Critique de Gothika - 45 minutes dans l’asile des grands
Par : Fred Bau

Miranda Grey (Halle Berry), psychologue au pénitencier psychiatrique dirigé par son mari, travaille sur des cas de démences particulièrement avancées. Suite à un accident de voiture où elle rencontre une jeune femme apeurée, elle se retrouve internée dans ce même pénitencier. Amnésique, elle apprend que son mari a été assassiné, et que les preuves la désignent. Extrêmement fragilisée, Miranda va s’efforcer de découvrir quelle vérité se cache derrière les événements qui ont fait basculer sa vie.

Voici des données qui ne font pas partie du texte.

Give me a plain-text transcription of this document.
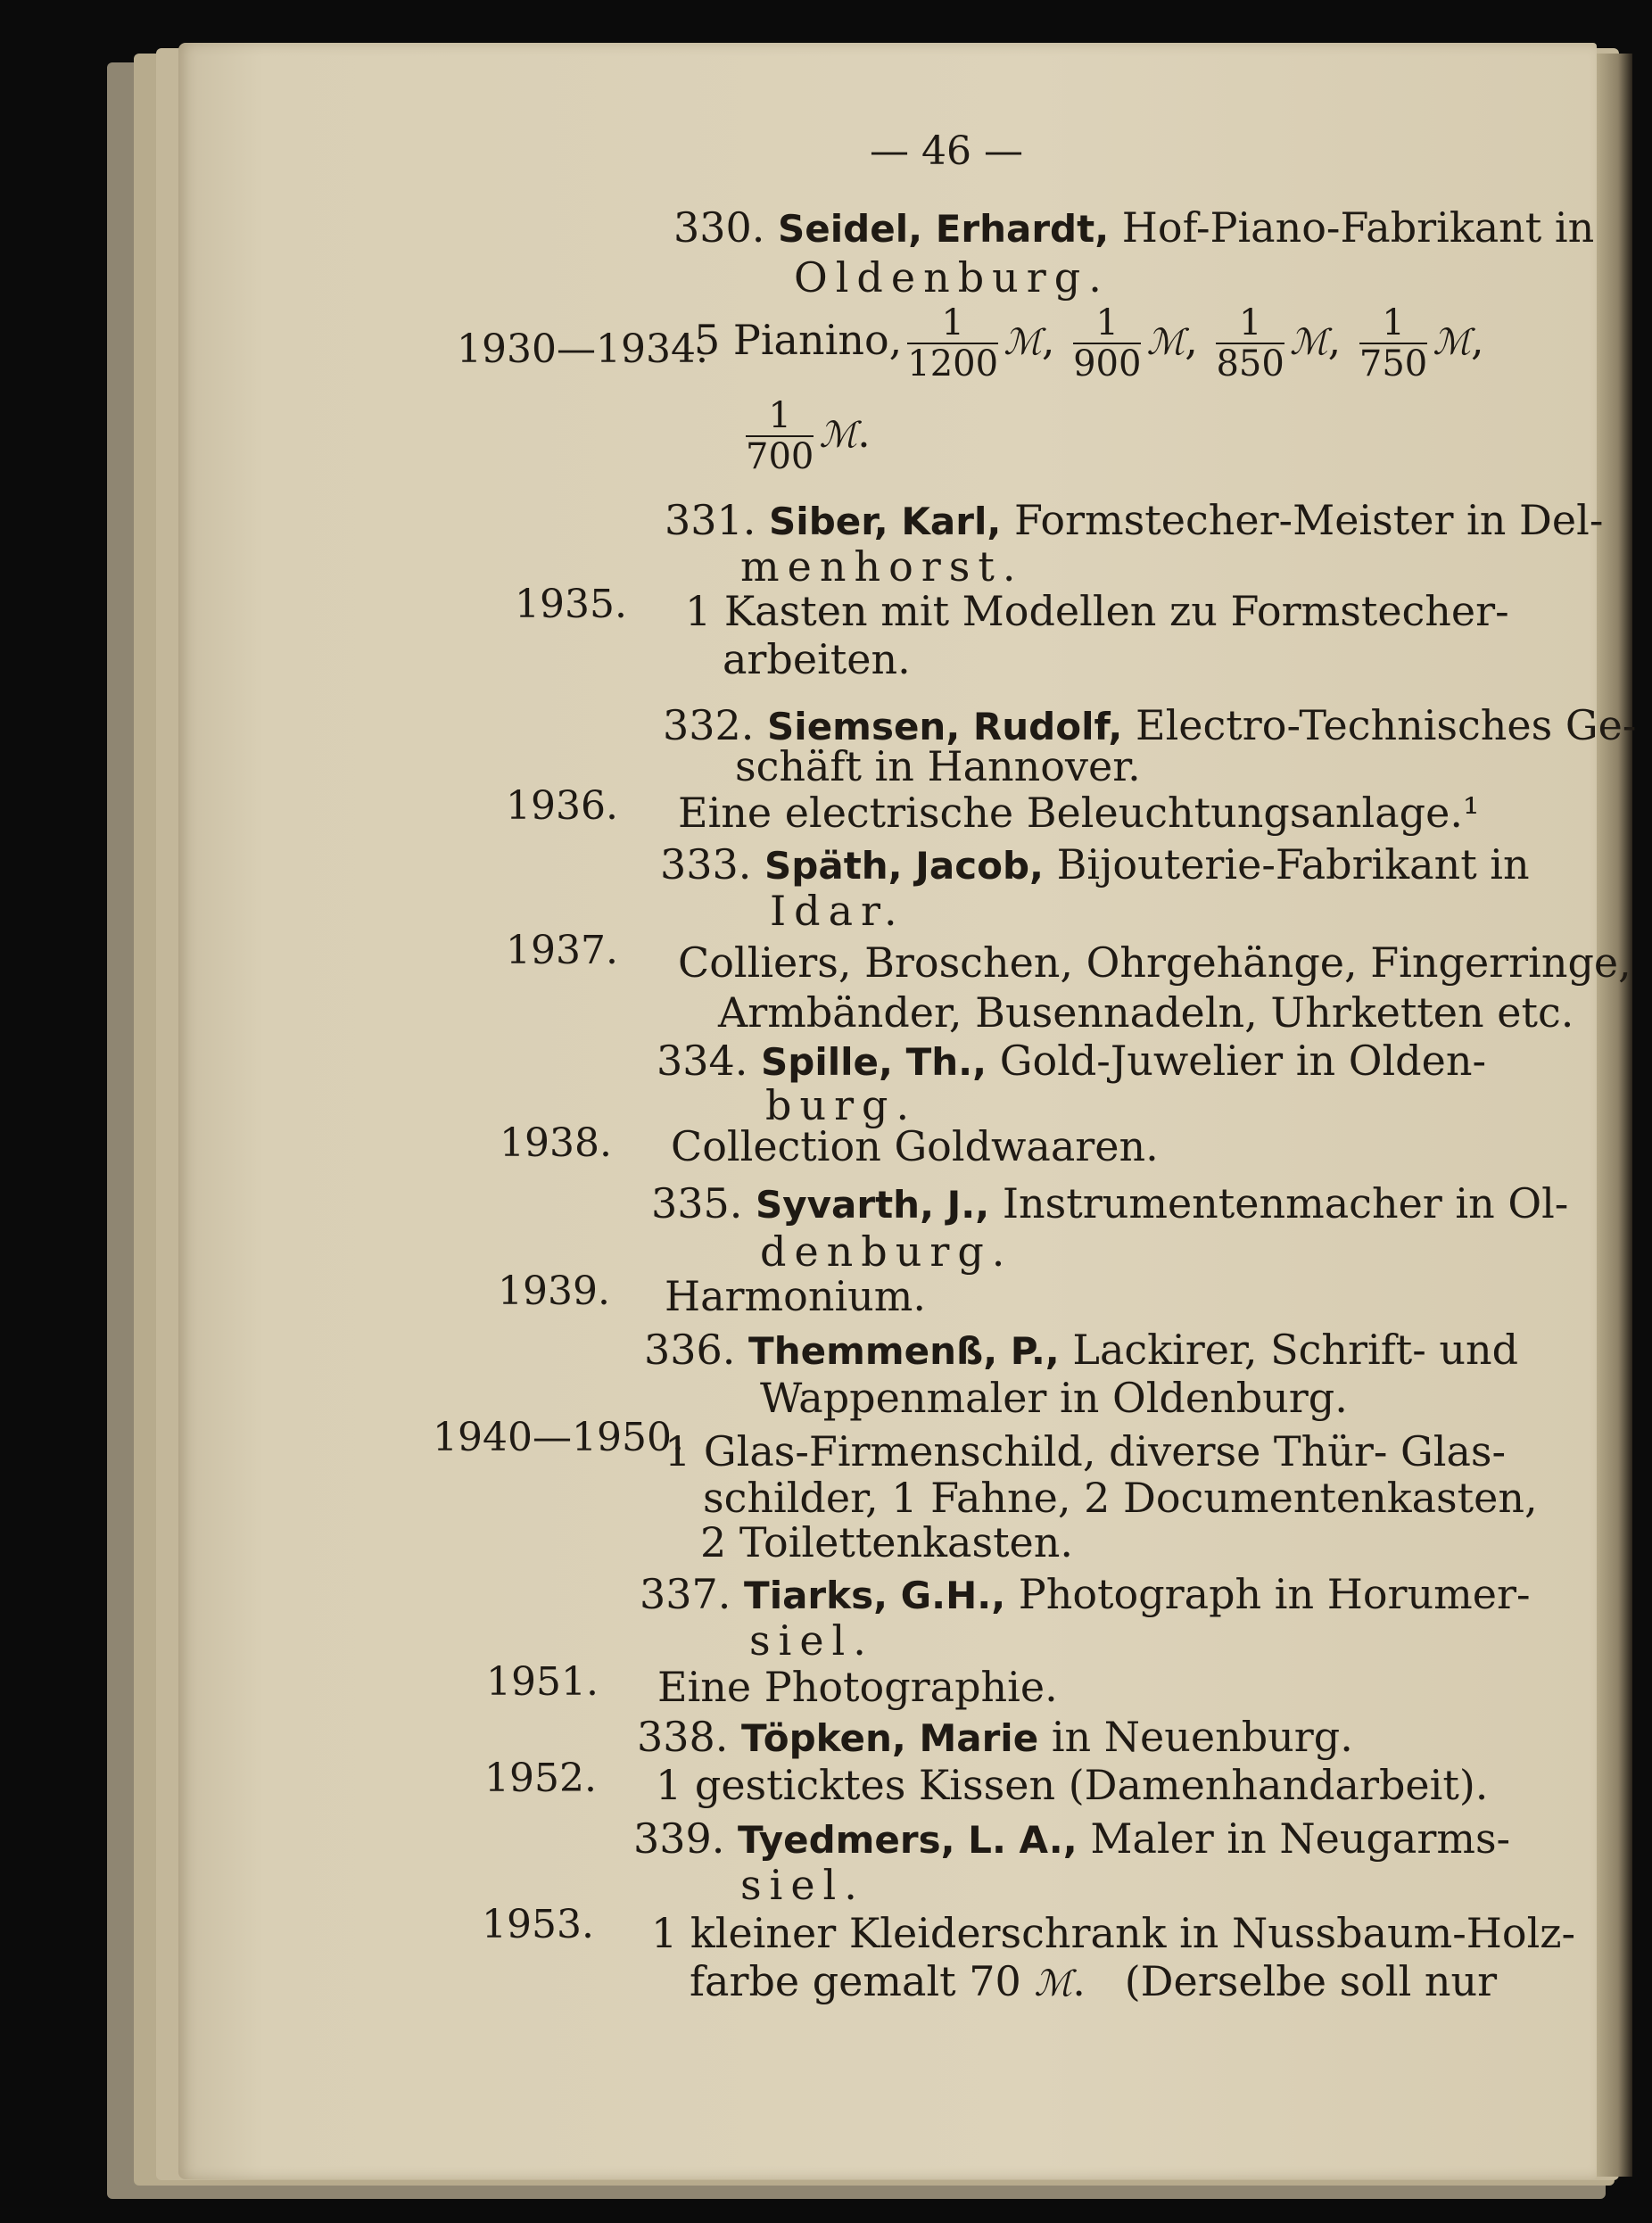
— 46 —
330. Seidel, Erhardt, Hof-Piano-Fabrikant in
Oldenburg.
1930—1934.
5 Pianino, $\frac{1}{1200}$ ℳ, $\frac{1}{900}$ ℳ, $\frac{1}{850}$ ℳ, $\frac{1}{750}$ ℳ,
$\frac{1}{700}$ ℳ.
331. Siber, Karl, Formstecher-Meister in Del-
menhorst.
1935. 1 Kasten mit Modellen zu Formstecher-
arbeiten.
332. Siemsen, Rudolf, Electro-Technisches Ge-
schäft in Hannover.
1936. Eine electrische Beleuchtungsanlage.¹
333. Späth, Jacob, Bijouterie-Fabrikant in
Idar.
1937. Colliers, Broschen, Ohrgehänge, Fingerringe,
Armbänder, Busennadeln, Uhrketten etc.
334. Spille, Th., Gold-Juwelier in Olden-
burg.
1938. Collection Goldwaaren.
335. Syvarth, J., Instrumentenmacher in Ol-
denburg.
1939. Harmonium.
336. Themmenß, P., Lackirer, Schrift- und
Wappenmaler in Oldenburg.
1940—1950.
1 Glas-Firmenschild, diverse Thür- Glas-
schilder, 1 Fahne, 2 Documentenkasten,
2 Toilettenkasten.
337. Tiarks, G.H., Photograph in Horumer-
siel.
1951. Eine Photographie.
338. Töpken, Marie in Neuenburg.
1952. 1 gesticktes Kissen (Damenhandarbeit).
339. Tyedmers, L. A., Maler in Neugarms-
siel.
1953. 1 kleiner Kleiderschrank in Nussbaum-Holz-
farbe gemalt 70 ℳ.   (Derselbe soll nur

En internant un personnage dont le métier se fonde sur l’analyse rationnelle et la science interprétative, pour, folie, manipulation ou esprit vengeur, le faire basculer dans l’irrationnel, Gothika ouvrait les perspectives d’un thriller horrifique à la trame tentaculaire. Après un quart d’heure dédié à planter le décor, Matthieu Kassovitz s’ingénie durant 45 minutes à tendre diverses lignes de tensions ambiguës, qui doivent énormément à la prestation de Robert Downey Jr. 45 minutes qui tissent une toile implacable autour de Miranda, en proie à des flash-backs, et des phénomènes inquiétants dont elle ignore la nature : hallucinations ou apparitions ? Le spectateur se retrouve inexorablement embarqué, partageant la tourmente et l’effroi de la psychologue. Est-elle folle, droguée à son insu, ou possédée ? Est-elle victime d’une machination, sujette à un délire schizophrénique, ou bien en proie à un fantôme ? C’est presque de main de maître que Kassovitz nous prend à la gorge, en laissant planer sur le film un doute raisonnable entre la manipulation psychiatrique et le surnaturel.

Presque. Car à force de serrer autour du coup de Miranda le nœud d’un suspense qui ne fonctionne que parce que le film joue la carte de l’ambiguïté entre le vocabulaire du thriller et celui du fantastique, Kassovitz éconduit son intrique jusqu’au point de rupture. Comme dans Les Rivières Pourpres, les promesses ne sont pas tenues. Le spectateur accoutumé aux deux répertoires se demande alors de moins en moins comment Miranda Grey va pouvoir se sortir de cet imbroglio, et de plus en plus comment le réal va réussir à soutenir la gageure du voile nébuleux qu’il a élaboré. La suite et la fin ne donnent hélas à voir qu’un ballon de baudruche qui se dégonfle, et tombe à plat dans le canevas d’un thriller "horrifique" bien trop conventionnel et prévisible.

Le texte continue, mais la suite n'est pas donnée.